With that, the next generation of EJets could be a real threat to the MRJ and the CSeries. The MRJ70 for example has excess empty weight, as the aircraft will have the same wing as the larger and heavier MRJ90, whereas the E170/E175 today have a smaller wing than the E190/E195. A stretched E195 could beat the CS300 in seat mile costs easily, as the whole aircraft is designed for 2200nm. If Embraer keeps with that strategy instead of boasting the range to CSeries-like 3000mn, the E195 would be much lighter on a per-seat basis and with an even more efficient engine burn less fuel than the canadian newcomer.
The next engine battle begins now: GE and PW will definitely fight for it - maybe also Rolls Royce? The JV between RR and PW does not include the MRJ and the CSeries engines, so we could see a three-way competition here...

Projected fuel burn/pax for reengined EJet family versus MRJ and CSeries


  1. Olla!
    I think going to 140 seats on a 4-abreast really stretches the limits. However, stretch aircraft usually have better weight per pax ratio.
    I really think the MRJ will be a big disappointment in the market: it has much more technology inside than the EJet (which is a rather simple design), but regional aircraft markets don't value that.
    Imagine the Do728 and 928 would still be around, easily stretchable to 140 seats, then equipped with GTF engines.
    Concerning SSJ100: I also think that Suchoi will not break into Western markets. The product seems to be reasonable, but it just doesn't fill a niche. The opposite is true: the 70-120 seat "niche" is crowded with aircraft, and second hand aircraft are plentiful (think of all the Fokker Eindecker).

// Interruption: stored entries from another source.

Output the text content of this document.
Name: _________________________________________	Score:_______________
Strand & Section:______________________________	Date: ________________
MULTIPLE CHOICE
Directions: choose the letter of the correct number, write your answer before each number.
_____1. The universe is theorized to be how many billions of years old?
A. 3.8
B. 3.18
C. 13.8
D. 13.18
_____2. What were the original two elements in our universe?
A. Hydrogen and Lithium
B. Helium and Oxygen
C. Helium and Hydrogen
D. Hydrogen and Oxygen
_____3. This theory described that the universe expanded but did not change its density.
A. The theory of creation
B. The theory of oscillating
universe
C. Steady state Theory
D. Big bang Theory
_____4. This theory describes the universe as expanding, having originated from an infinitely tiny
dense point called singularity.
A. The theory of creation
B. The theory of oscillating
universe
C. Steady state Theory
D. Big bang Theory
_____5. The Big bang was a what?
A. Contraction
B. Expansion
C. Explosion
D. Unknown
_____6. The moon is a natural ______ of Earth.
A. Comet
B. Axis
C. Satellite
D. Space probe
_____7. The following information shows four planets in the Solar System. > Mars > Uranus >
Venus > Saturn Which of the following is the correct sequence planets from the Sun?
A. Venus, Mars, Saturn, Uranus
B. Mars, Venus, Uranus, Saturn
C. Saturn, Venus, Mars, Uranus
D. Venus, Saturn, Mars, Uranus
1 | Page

  2. Question: How many pax in each aircraft you have used to compare E-Jet with CSeries/MRJ ?

  3. There are airlines flying the E195 with 122 pax today. The red line is an interpolation "created" by Excel. Th maximum seat number I used was 140 seats.

  4. My point is if you use a 122 pax E-195, you must compare with the CS110 with 125 pax or CS300 with 145 pax. The real single class capacity of the E-195 is 108-110 pax (98-100 for E-190)

  5. Nicolas, from the rend line you can see where the CSeries would end up at a comparable number of pax...

  6. This analysis doesn't obviously consider it but what you can't get away from with the E-Jets is their abysmal quality and very high maintenance costs. JetBlue has been working for years with Embraer to resolve these issues but the ongoing problems and operational costs that are well north of what Embraer advertises finally have led to the end of the program as evidenced by the decision to cap the fleet at 75 and terminate existing options.